TRULY DEVIOUS by Maureen Johnson

truly-devious-by-maureen-johnsonStephanie “Stevie” Bell leads a life of crime — studying every aspect of it, at any rate. Most of her free time is spent reading old case reports or listening to true crime podcasts. She wants nothing more in life than to find a body in the library.⠀

She writes as much in her application letter to the Ellingham Academy, a boarding school that focuses on unorthodox learning, basing itself on its founder’s philosophy of play as the best method for gaining knowledge. The grounds also happen to be the site of a particularly heinous crime committed back in the early days of the institute that was never suitably, satisfyingly solved. It’s a cold case Stevie has long been obsessed with and is certain she can crack.⠀

She is soon admitted into Ellingham, but before she even gets close to thawing the famous case, however, she gets her primary wish granted when she stumbles upon the body of a fellow schoolmate. The victim appears to have been murdered in a theatrical fashion not that dissimilar to the ones carried out all those years ago in the school by someone calling themselves Truly Devious, and this — along with other ominous coincidences — leads Stevie to believe the incidents are somehow connected, and that there is still much of the old mystery to uncover.

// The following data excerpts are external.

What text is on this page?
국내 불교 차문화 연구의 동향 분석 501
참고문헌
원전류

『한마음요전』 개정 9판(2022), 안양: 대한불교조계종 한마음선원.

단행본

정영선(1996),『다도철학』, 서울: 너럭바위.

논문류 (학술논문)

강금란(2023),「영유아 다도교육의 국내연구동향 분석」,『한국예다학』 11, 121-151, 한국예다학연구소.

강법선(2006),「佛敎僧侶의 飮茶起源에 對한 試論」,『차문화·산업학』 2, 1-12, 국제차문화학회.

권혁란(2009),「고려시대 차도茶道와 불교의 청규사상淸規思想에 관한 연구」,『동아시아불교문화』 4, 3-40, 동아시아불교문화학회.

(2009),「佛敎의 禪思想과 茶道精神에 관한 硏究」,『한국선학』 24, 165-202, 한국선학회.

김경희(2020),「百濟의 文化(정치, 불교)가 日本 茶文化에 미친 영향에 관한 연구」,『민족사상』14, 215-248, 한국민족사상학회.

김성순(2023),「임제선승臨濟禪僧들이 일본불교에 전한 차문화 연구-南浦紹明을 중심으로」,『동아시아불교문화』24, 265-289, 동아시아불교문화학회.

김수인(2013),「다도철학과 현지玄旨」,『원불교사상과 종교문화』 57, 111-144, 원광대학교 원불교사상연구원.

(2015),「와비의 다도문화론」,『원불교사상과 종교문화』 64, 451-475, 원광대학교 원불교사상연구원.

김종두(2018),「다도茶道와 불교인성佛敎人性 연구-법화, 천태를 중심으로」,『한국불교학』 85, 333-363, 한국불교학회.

Maureen Johnson’s Truly Devious is a riveting, utterly captivating read. A curious and effective mix between a classic Agatha Christie-style mystery and the more modern trend of true crime accounts — podcasts, in specific. Indeed, much of this book reads like a podcast transcript, which does a lot to help ground the story.⠀

A foundation that is much needed given the fact that Johnson populates the story with a cast of truly eccentric characters — think a Poirot mystery but with the residents of Stars Hollow running around. Curiously it’s the characters that prove to be both the book’s strength and weakness. One the one hand, the cast is wonderfully diverse, and Johnson has done an admirable job in terms of representation (cute queer representation! realistic portrayals of mental health issues!); on the other hand, they all have somewhat flat, one-note personalities: they are introduced at a certain level, dynamically speaking, and they rarely waver from it moving forward. In any other case these sort of hollow personalities would have been detrimental to the story, but Johnson writes such funny, witty dialogue for them (she essentially turns them into walking memes) that I can forgive it here. Murder mysteries are not traditionally known for fully-drawn, well-developed characters, at any rate; they deal with more flamboyant figures, the better to contrast with macabre misdeeds.⠀

But my favorite aspect of this novel is definitely the recounting of the Ellingham case, a narrative that is immediately arresting. Alternating between the chapters set in the modern day, the events are laid out through various forms: from website articles, to interview transcripts, to what seem to be passages of a nonfiction book (perhaps Stevie’s own report of the matter — the novel never explicitly states who is writing these). Johnson shows a deep understanding of the true crime genre with these entries, and they add an authentic air to the entire affair.⠀

Truly Devious is the first book in a series, naturally, and while I have had a hard time getting into sequels lately, I’ll be damned if this didn’t make me want to immediately pick up the next one.